7 Game Of Thrones S01E01 Winter Is Coming.srt There are five pups.
8 Game Of Thrones S01E01 Winter Is Coming.srt One for each of the Stark children.
9 Game Of Thrones S01E01 Winter Is Coming.srt The direwolf is the sigil of your house.

As I do not plan using season and episode in the analysis (we already have very few words), I will not extract season or episode numbers, and just drop it.

got_subs.drop('variable', axis = 1, inplace = True)

Cleaning up the data

As it always happens with raw data, there is always dirt here and there in our database. The main issue here is that those little things are not always obvious, and not necessarely appear in the first lines. You can find the most common ones by browsing your dataset at random - just fire .sample a couple of times. Also, later on, always pay close attention to your results, as the word font showing up in your Game of Thrones data may indicate that you forgot to clean up some html from your dataset.

Since Word2Vec works with context, we should ensure that we remove as many things that resemble meaningful words but are not as we can.

Our first fix are the non ASCII characters. A common one is a musical note to identify parts where characters sing.
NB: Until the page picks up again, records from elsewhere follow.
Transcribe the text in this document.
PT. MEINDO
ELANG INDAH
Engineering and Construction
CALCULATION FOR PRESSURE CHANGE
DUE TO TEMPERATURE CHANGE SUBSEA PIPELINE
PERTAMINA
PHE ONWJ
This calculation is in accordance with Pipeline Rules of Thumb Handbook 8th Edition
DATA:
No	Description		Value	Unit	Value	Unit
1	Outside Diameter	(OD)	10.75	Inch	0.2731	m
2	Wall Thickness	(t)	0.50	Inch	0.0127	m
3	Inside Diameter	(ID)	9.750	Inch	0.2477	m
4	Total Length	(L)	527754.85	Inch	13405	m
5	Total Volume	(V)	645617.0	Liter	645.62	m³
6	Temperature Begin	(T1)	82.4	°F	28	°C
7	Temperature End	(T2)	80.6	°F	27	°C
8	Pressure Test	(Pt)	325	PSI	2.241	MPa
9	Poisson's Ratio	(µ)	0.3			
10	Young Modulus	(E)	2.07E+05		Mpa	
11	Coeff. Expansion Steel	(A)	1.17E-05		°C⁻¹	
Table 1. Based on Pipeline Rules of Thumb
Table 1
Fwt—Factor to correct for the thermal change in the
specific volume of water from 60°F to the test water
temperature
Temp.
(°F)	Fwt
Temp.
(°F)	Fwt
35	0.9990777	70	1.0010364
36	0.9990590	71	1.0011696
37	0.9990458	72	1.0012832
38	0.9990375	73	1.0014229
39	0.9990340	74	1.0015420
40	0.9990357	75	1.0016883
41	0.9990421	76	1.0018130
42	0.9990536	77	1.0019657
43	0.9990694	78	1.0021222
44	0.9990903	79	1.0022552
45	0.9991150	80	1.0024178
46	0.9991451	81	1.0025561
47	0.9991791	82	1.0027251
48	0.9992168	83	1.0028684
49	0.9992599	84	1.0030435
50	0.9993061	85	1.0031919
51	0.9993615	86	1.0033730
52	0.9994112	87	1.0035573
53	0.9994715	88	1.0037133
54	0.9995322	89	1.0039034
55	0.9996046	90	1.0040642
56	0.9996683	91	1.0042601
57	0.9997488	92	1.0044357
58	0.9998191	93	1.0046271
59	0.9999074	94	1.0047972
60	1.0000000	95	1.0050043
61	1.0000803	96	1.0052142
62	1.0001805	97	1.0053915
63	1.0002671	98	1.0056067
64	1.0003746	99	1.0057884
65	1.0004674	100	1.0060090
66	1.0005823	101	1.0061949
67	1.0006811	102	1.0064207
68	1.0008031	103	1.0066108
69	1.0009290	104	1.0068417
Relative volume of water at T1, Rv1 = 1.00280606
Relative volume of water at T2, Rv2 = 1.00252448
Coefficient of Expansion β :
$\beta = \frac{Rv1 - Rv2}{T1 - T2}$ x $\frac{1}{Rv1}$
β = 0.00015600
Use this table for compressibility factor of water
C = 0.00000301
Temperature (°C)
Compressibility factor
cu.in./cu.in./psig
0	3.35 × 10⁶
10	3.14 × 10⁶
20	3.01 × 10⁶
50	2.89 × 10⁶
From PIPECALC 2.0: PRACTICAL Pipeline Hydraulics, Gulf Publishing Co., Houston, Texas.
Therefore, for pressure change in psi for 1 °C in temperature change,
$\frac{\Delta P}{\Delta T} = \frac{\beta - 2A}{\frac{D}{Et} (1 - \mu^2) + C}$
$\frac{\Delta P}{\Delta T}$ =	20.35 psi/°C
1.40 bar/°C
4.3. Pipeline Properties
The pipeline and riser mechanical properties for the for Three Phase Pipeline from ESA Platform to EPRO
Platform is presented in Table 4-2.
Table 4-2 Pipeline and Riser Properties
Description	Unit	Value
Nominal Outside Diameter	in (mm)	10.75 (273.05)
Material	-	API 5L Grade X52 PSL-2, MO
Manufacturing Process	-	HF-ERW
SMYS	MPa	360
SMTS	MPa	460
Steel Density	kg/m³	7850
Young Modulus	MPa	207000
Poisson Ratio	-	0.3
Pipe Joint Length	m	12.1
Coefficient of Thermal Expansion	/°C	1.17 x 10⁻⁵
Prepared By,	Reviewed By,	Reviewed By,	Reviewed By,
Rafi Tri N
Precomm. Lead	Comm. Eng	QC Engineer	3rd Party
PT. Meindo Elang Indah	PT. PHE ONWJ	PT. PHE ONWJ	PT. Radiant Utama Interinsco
I’m removing those characters first as they sometimes appear in the middle of sentences, which may create some extra complications later on (and this also means I noticed those way after I started cleaning up the data and had to go back).

id text
30754 ♪ The Dornishman’s wife was as fair as the…
30755 ♪ And her kisses were warmer than spring ♪
30756 ♪ The Dornishman’s blade ♪
30757 ♪ It was made of black steel ♪

Another thing you can notice in the table above are the italics, which means we need to remove the <i> and </i>. There are bolds also, but they only appear when the episode title is displayed and are coupled with <font color = ...>:

id text
32948 <font color=#FFFF00> Theme music playing </f…
33059 <font color=#00FF00> Game of Thrones 5x10 </fo…
33170 == sync, corrected by <font color=#00FF00>elde…
33281 <font color=#FFFF00> Music playing ends </font>
33471 <font color=#FFFF00> Music playing ends </font>

Those are not actual dialogue, but episode titles and other similar info (for example, identifying the theme music beginning and end). Those lines are meaningless for our purpose, so we will remove them entirely, and keep everything else.

Next thing we notice is that the subtitles contain some text describing the noises we hear in the show:

id text
39216 (PIANO PLAYING)
39217 (CHANTING CONTINUES)
39231 ( gate rumbling )
39239 (GRUNTS, SCREAMS)
39242 - ( laughter ) - Not just the boys.

We cannot drop those lines entirely, because some of them contain speech too, for example the line 39242 in the table above. But since parentheses are not used for anything else in the subs, we can just remove whatever text appears between ().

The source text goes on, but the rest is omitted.